BACKGROUND: Directly observed therapy (DOT) programs for HIV treatment have demonstrated feasibility, acceptability, and improved viral suppression, but few have been rigorously tested. We describe a randomized controlled trial testing the efficacy of an antiretroviral DOT program in methadone maintenance clinics. Our objective was to determine if DOT is more efficacious than self-administered antiretroviral therapy for reducing HIV viral load, improving adherence, and reducing drug resistance among opioid dependent drug users receiving methadone treatment.

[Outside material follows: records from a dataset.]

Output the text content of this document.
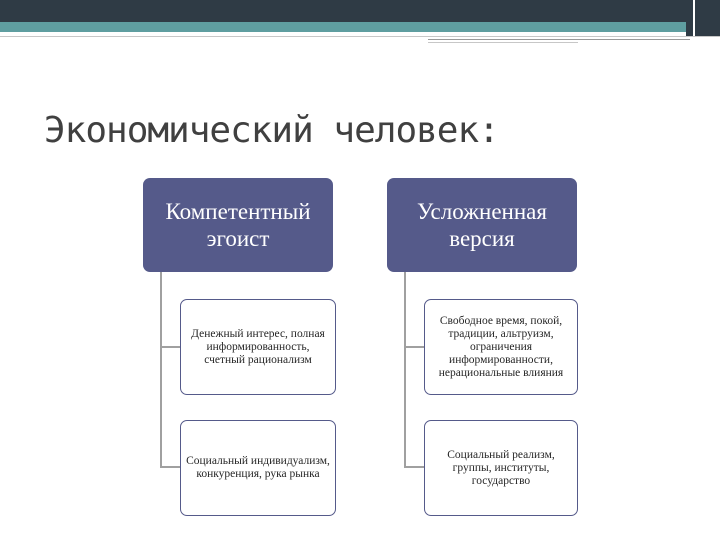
Экономический человек:
Компетентный эгоист
Усложненная версия
Денежный интерес, полная информированность, счетный рационализм
Социальный индивидуализм, конкуренция, рука рынка
Свободное время, покой, традиции, альтруизм, ограничения информированности, нерациональные влияния
Социальный реализм, группы, институты, государство
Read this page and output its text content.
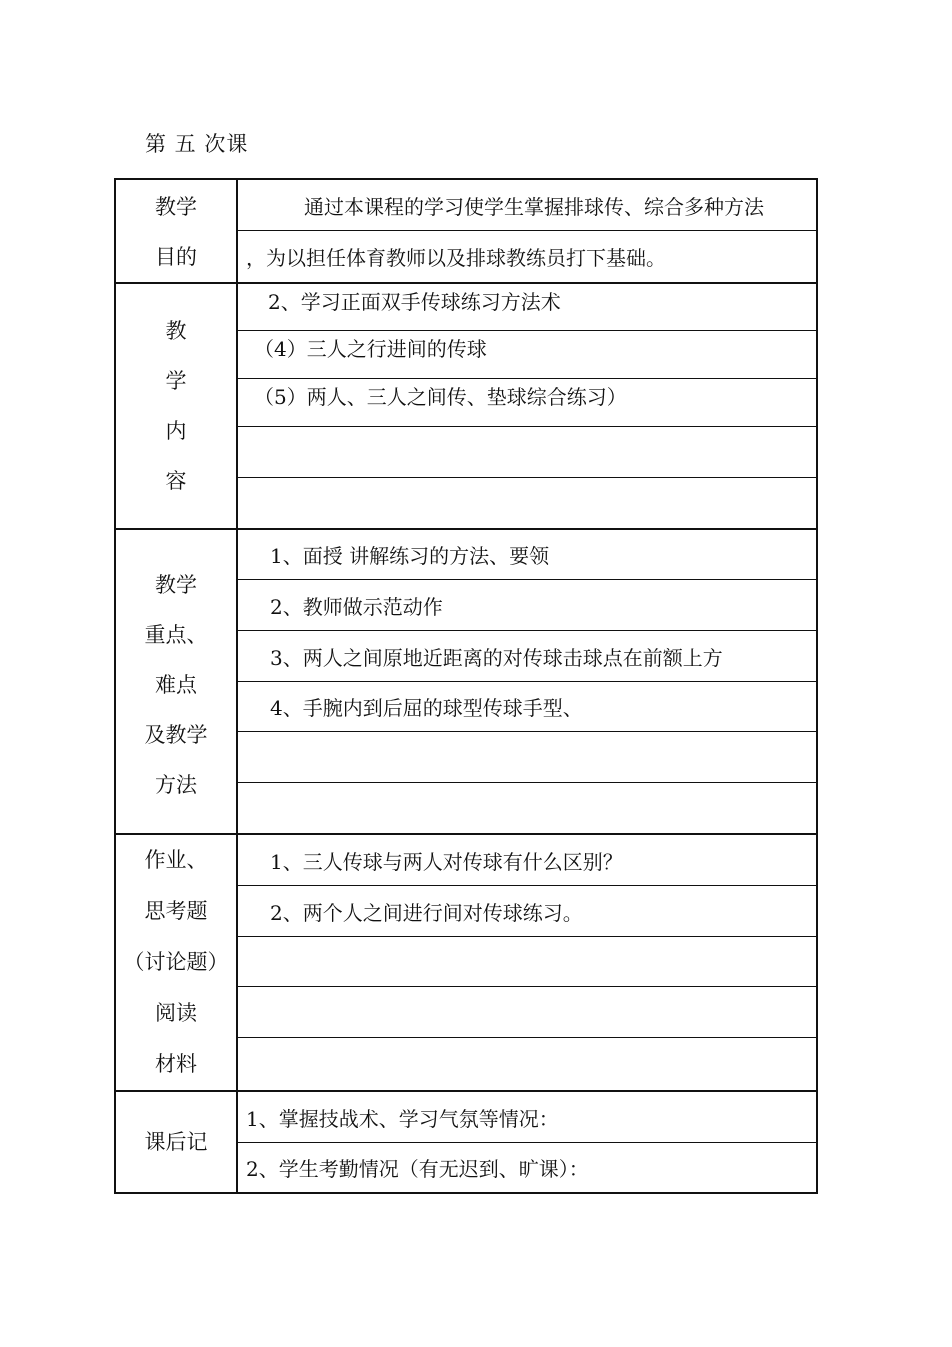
第 五 次课
教学
目的
通过本课程的学习使学生掌握排球传、综合多种方法
，为以担任体育教师以及排球教练员打下基础。
教
学
内
容
2、学习正面双手传球练习方法术
（4）三人之行进间的传球
（5）两人、三人之间传、垫球综合练习）
教学
重点、
难点
及教学
方法
1、面授 讲解练习的方法、要领
2、教师做示范动作
3、两人之间原地近距离的对传球击球点在前额上方
4、手腕内到后屈的球型传球手型、
作业、
思考题
（讨论题）
阅读
材料
1、三人传球与两人对传球有什么区别？
2、两个人之间进行间对传球练习。
课后记
1、掌握技战术、学习气氛等情况：
2、学生考勤情况（有无迟到、旷课）：
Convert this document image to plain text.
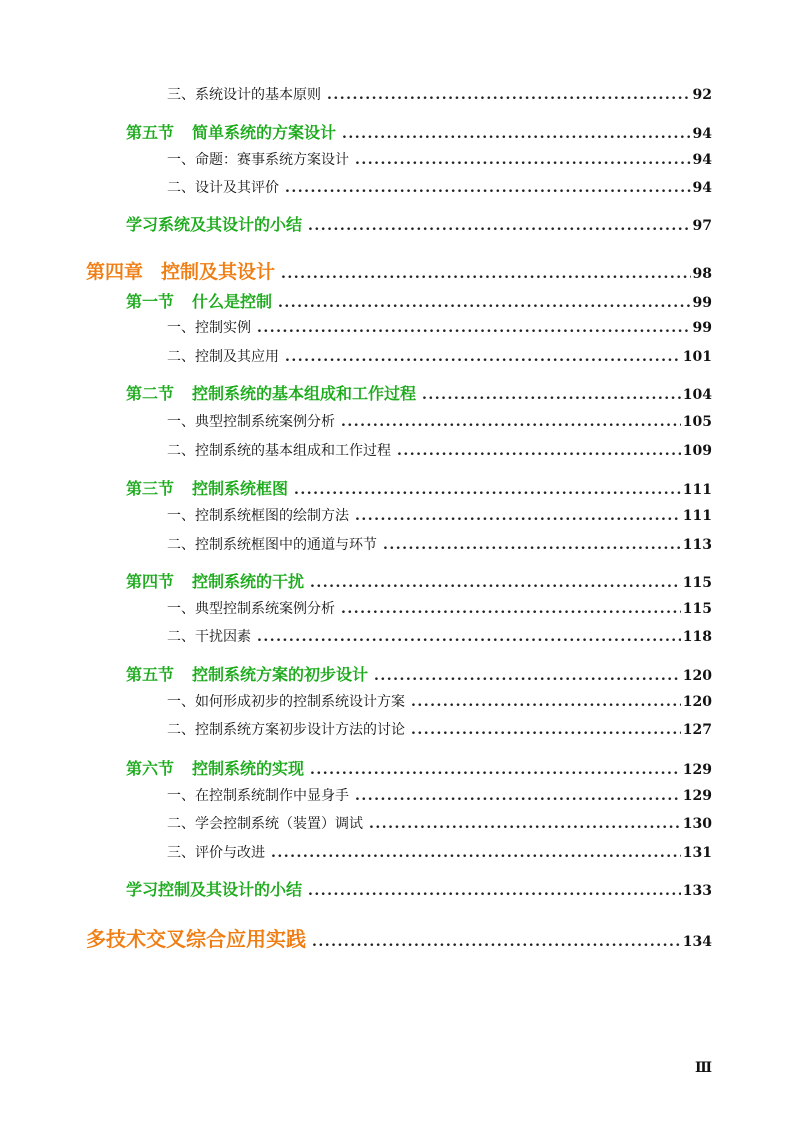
三、系统设计的基本原则 .....	92
第五节 简单系统的方案设计 .....	94
一、命题：赛事系统方案设计 .....	94
二、设计及其评价 .....	94
学习系统及其设计的小结 .....	97
第四章 控制及其设计 .....	98
第一节 什么是控制 .....	99
一、控制实例 .....	99
二、控制及其应用 .....	101
第二节 控制系统的基本组成和工作过程 .....	104
一、典型控制系统案例分析 .....	105
二、控制系统的基本组成和工作过程 .....	109
第三节 控制系统框图 .....	111
一、控制系统框图的绘制方法 .....	111
二、控制系统框图中的通道与环节 .....	113
第四节 控制系统的干扰 .....	115
一、典型控制系统案例分析 .....	115
二、干扰因素 .....	118
第五节 控制系统方案的初步设计 .....	120
一、如何形成初步的控制系统设计方案 .....	120
二、控制系统方案初步设计方法的讨论 .....	127
第六节 控制系统的实现 .....	129
一、在控制系统制作中显身手 .....	129
二、学会控制系统（装置）调试 .....	130
三、评价与改进 .....	131
学习控制及其设计的小结 .....	133
多技术交叉综合应用实践 .....	134
Ⅲ
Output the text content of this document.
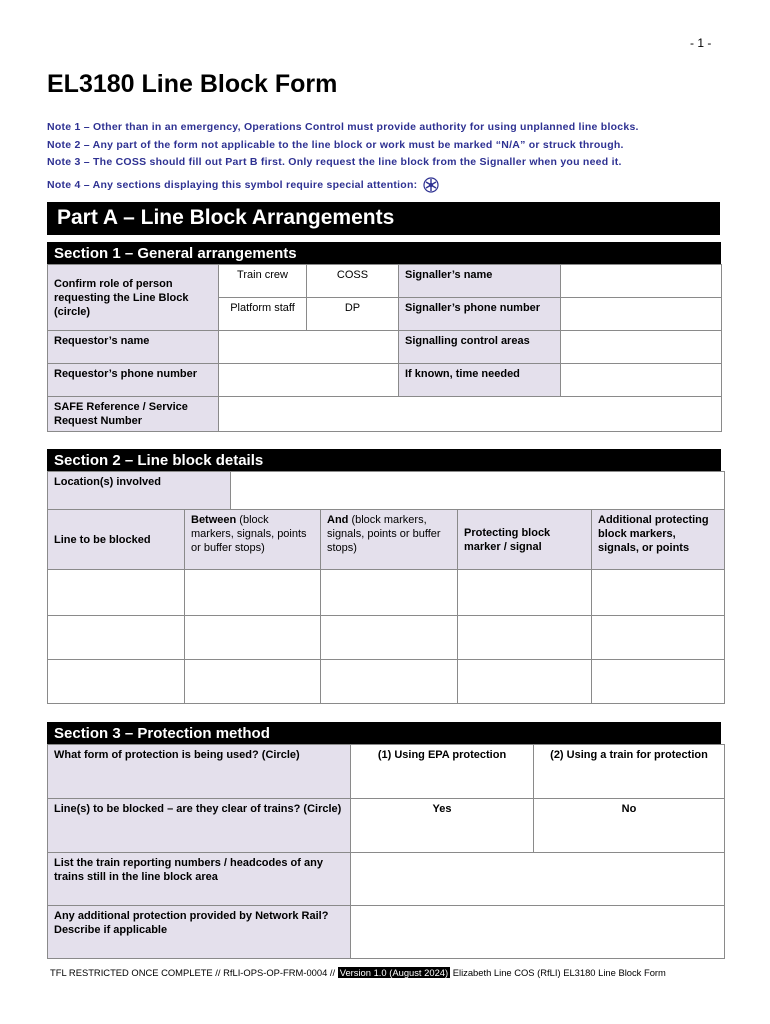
- 1 -
EL3180 Line Block Form
Note 1 – Other than in an emergency, Operations Control must provide authority for using unplanned line blocks.
Note 2 – Any part of the form not applicable to the line block or work must be marked “N/A” or struck through.
Note 3 – The COSS should fill out Part B first. Only request the line block from the Signaller when you need it.
Note 4 – Any sections displaying this symbol require special attention:
Part A – Line Block Arrangements
Section 1 – General arrangements
Confirm role of person requesting the Line Block (circle)	Train crew	COSS	Signaller’s name	
	Platform staff	DP	Signaller’s phone number	
Requestor’s name			Signalling control areas	
Requestor’s phone number			If known, time needed	
SAFE Reference / Service Request Number				
Section 2 – Line block details
Location(s) involved	
Line to be blocked	Between (block markers, signals, points or buffer stops)	And (block markers, signals, points or buffer stops)	Protecting block marker / signal	Additional protecting block markers, signals, or points

Section 3 – Protection method
What form of protection is being used? (Circle)	(1) Using EPA protection	(2) Using a train for protection
Line(s) to be blocked – are they clear of trains? (Circle)	Yes	No
List the train reporting numbers / headcodes of any trains still in the line block area		
Any additional protection provided by Network Rail? Describe if applicable		
TFL RESTRICTED ONCE COMPLETE // RfLI-OPS-OP-FRM-0004 // Version 1.0 (August 2024) Elizabeth Line COS (RfLI) EL3180 Line Block Form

METHODS: Participants were randomized to treatment as usual (TAU) or antiretroviral DOT for the 24-week intervention. TAU participants received standard adherence counseling, and DOT participants received standard adherence counseling plus directly observed antiretroviral therapy, which was delivered at the same time as they received daily methadone. Assessments occurred at baseline, weekly for 8 weeks, and then monthly for 4 months. Our primary outcomes were between-group changes from baseline to the end of the intervention in: HIV viral load, antiretroviral adherence, and number of viral mutations.
RESULTS: Between June 2004 and August 2007, we screened 3231 methadone-maintained patients and enrolled 77; 39 participants were randomized to DOT and 38 to TAU. 65 completed the 24-week intervention.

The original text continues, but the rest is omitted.